Nel ruolo del protagonista Brenta aveva pensato e chiesto la disponibilità a Pier Paolo Pasolini, che però fu costretto a rinunciare per gli impegni di regìa con Il fiore delle mille e una notte. Il felicissimo e fortunato “ripiego” cadde allora su Carlo Cabrini, che aveva interpretato I fidanzati di Olmi, un volto perfetto per una storia ai confini tra periferia urbana e mondo contadino.
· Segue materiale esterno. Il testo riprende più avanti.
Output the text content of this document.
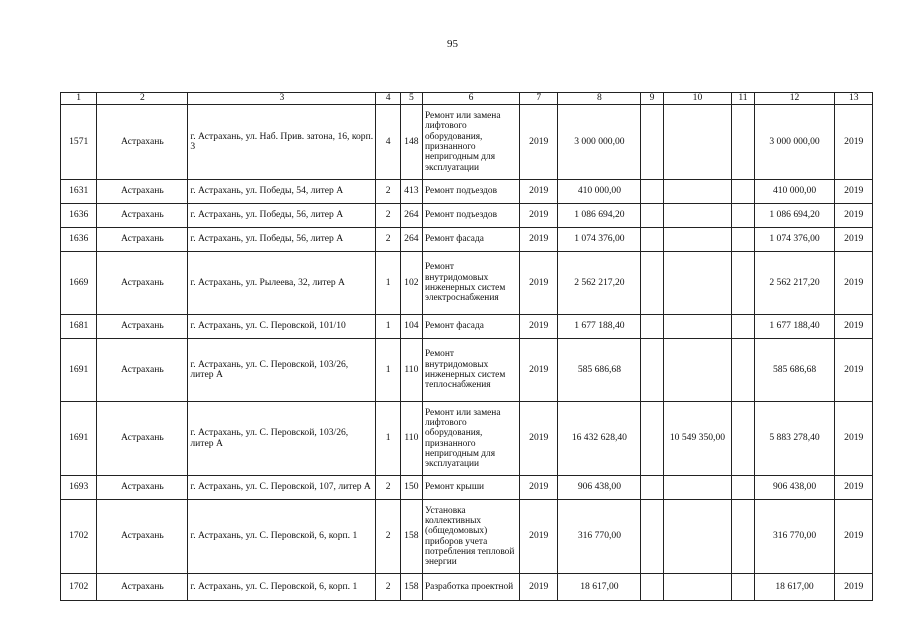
95
1	2	3	4	5	6	7	8	9	10	11	12	13
1571	Астрахань	г. Астрахань, ул. Наб. Прив. затона, 16, корп. 3	4	148	Ремонт или замена лифтового оборудования, признанного непригодным для эксплуатации	2019	3 000 000,00				3 000 000,00	2019
1631	Астрахань	г. Астрахань, ул. Победы, 54, литер А	2	413	Ремонт подъездов	2019	410 000,00				410 000,00	2019
1636	Астрахань	г. Астрахань, ул. Победы, 56, литер А	2	264	Ремонт подъездов	2019	1 086 694,20				1 086 694,20	2019
1636	Астрахань	г. Астрахань, ул. Победы, 56, литер А	2	264	Ремонт фасада	2019	1 074 376,00				1 074 376,00	2019
1669	Астрахань	г. Астрахань, ул. Рылеева, 32, литер А	1	102	Ремонт внутридомовых инженерных систем электроснабжения	2019	2 562 217,20				2 562 217,20	2019
1681	Астрахань	г. Астрахань, ул. С. Перовской, 101/10	1	104	Ремонт фасада	2019	1 677 188,40				1 677 188,40	2019
1691	Астрахань	г. Астрахань, ул. С. Перовской, 103/26, литер А	1	110	Ремонт внутридомовых инженерных систем теплоснабжения	2019	585 686,68				585 686,68	2019
1691	Астрахань	г. Астрахань, ул. С. Перовской, 103/26, литер А	1	110	Ремонт или замена лифтового оборудования, признанного непригодным для эксплуатации	2019	16 432 628,40		10 549 350,00		5 883 278,40	2019
1693	Астрахань	г. Астрахань, ул. С. Перовской, 107, литер А	2	150	Ремонт крыши	2019	906 438,00				906 438,00	2019
1702	Астрахань	г. Астрахань, ул. С. Перовской, 6, корп. 1	2	158	Установка коллективных (общедомовых) приборов учета потребления тепловой энергии	2019	316 770,00				316 770,00	2019
1702	Астрахань	г. Астрахань, ул. С. Перовской, 6, корп. 1	2	158	Разработка проектной	2019	18 617,00				18 617,00	2019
Carlo Cabrini, il protagonista
Un cinema sopravvissuto al mercato
Brenta costruisce il suo film partendo dalle pagine di Milano, Corea, “un’inchiesta sull’immigrazione interna nel Nord Italia condotta nel 1960 dal sociologo Danilo Montaldi e da Franco Alasia, operaio – scrittore vicino a Danilo Dolci”; i sopralluoghi poi lo inducono a riscrivere la sceneggiatura, prima di mettersi dietro la macchina da presa con la quale ritrae i suoi non attori (con l’eccezione di Maria Monti) con la distanza di un entomologo che espone il caso, come farebbe uno scrittore naturalista. Allora come oggi il suo cinema oscilla tra antropologia e osservazione sociale, con uno sguardo sempre attento alla marginalità investita dai cambiamenti. Lo stile aspro e severo (formato 1.33.1, fotografia ruvida da prassi distributiva Italnoleggio, rari movimenti di macchina, musiche essenziali di Nicola Piovani) diviene così un atteggiamento etico, vicino a un grado zero della scrittura e ovviamente distante da ogni astuta manipolazione del linguaggio espressivo. Oggi il cinema italiano fatica non poco a rappresentare la realtà e quando vi si addentra, quasi sempre ha bisogno del caso che “fa rumore” cavalcando la cronaca, meglio se legato a un testo narrativo che ha già fatto la sua strada nelle librerie. L’operazione inizia dunque con una pre-pubblicità di base che garantisce già una fetta di mercato, cui si aggiunge la risonanza mediatica del fatto sociale. Esempio attuale può essere quello di un’opera dignitosa e ben recitata come Familia di Francesco Costabile (tratta da un romanzo autobiografico sul tema della violenza maschile in famiglia), che a tratti rappresenta il reale con quel poeticismo (anche inopportuno) creato ad arte con ralenti e musica, per non parlare delle manipolazioni fotografiche. Guarda caso anche un film di successo popolare come Il ragazzo dai pantaloni rosa (tema il bullismo e storia vera di ampia risonanza) di Margherita Ferri abbonda in ralenti che dilatano le scene madri e i cuori dei giovani spettatori. Brenta, invece, ha mantenuto nel tempo la sua idea di cinema attraversando la fine del secolo scorso ed entrando nell’attuale senza flessioni e compromessi, pagando la sua lontananza dal mercato ma conservando la sua visione critica del mondo. Che oggi, come dice lui da bravo veneziano che guarda il cielo prima di mettersi in viaggio, sta andando “in malora”.